According to Wikipedia, the Romans used Roman cursive for everyday writing. You can see examples from the Vindolanda tablets at http://vindolanda.csad.ox.ac.uk/ It doesn't look a bit like modern uppercase letters, which derive from Roman square capitals. SemperBlotto 14:06, 11 July 2005 (UTC)
German Fraktur doesn't look too much like modern letters either. Both are font variants. You'll see in that very same Wikipedia article that script also refered to as "capitalis cursive" and that it was used up until the 3rd century AD. A good 500 years before mixed case writing appeared. — Hippietrail 17:36, 11 July 2005 (UTC)
Unicode would unify the various scripts, in all probability, as they would be normalized to capital letters in publications (as is apparently usual in epigraphy). The same happens with other scripts' block/print vs cursive/italic forms. In any case, to use lower-case page titles for Latin would require acknowledging that Latin has had a living literary tradition until modern times, which previous discussions on taxonomic Latin (e.g. on Felis domestica, which somehow mutated into *English* recently) suggest that en.wiktionary isn't ready to accept. —Muke Tever 17:44, 11 July 2005 (UTC)
I see what you mean about the drifting cats. Putting "Taxonomy" there is just fine. Yes, H2 headings are reserved for language names, but we needn't be anal about that. It should not prevent us from having additional headings that transcend specific languages. Capitalization in these names should follow the rules of the taxonomical authorities.
The issue isn't about mixed case writing, but about words written all in one case or all in the other. There is no difference in meaning between "tabula" and "TABULA" except perhaps when you want to encourage shouting. Eclecticology 04:48, July 13, 2005 (UTC)
One of PROBVS' coins.
If there's no difference in meaning, then one uses the appropriate orthography. We switched to decapitalized titles so that German ein could be at ein instead of Ein, even though there is no difference in meaning, and Germans routinely capitalize the word in titles, but the former orthography was deemed somehow to be the more appropriate. The Romans used majuscules, not minuscules, so on this Wiktionary that cares so much about proper capitalization, it should indeed be TABVLA. Those who use a nonstandard spelling system making use of minuscules clearly have some kind of political agenda and should not be encouraged. The thing that I look for in these write-ups about an obscure language is the historical context, and you seem to want to absent this. —Muke Tever 17:40, 13 July 2005 (UTC)

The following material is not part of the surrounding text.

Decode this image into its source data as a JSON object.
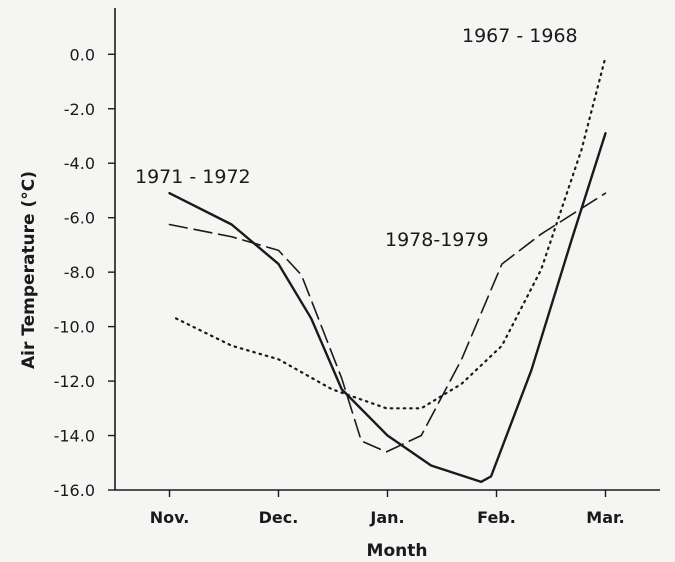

As someone else already pointed out, Latin didn't die with the ancient Roman empire, so even if all-caps inscriptions were the only form used in ancient ROMA, it wouldn't matter. Gene Nygaard 18:32, 13 July 2005 (UTC)
Gosh, I didn't think anybody could be taking this seriously. —Muke Tever 21:05, 13 July 2005 (UTC)
I think we tend to use the name Julius rather than IVLIVS today... —This unsigned comment was added by 88.211.31.10 (talk).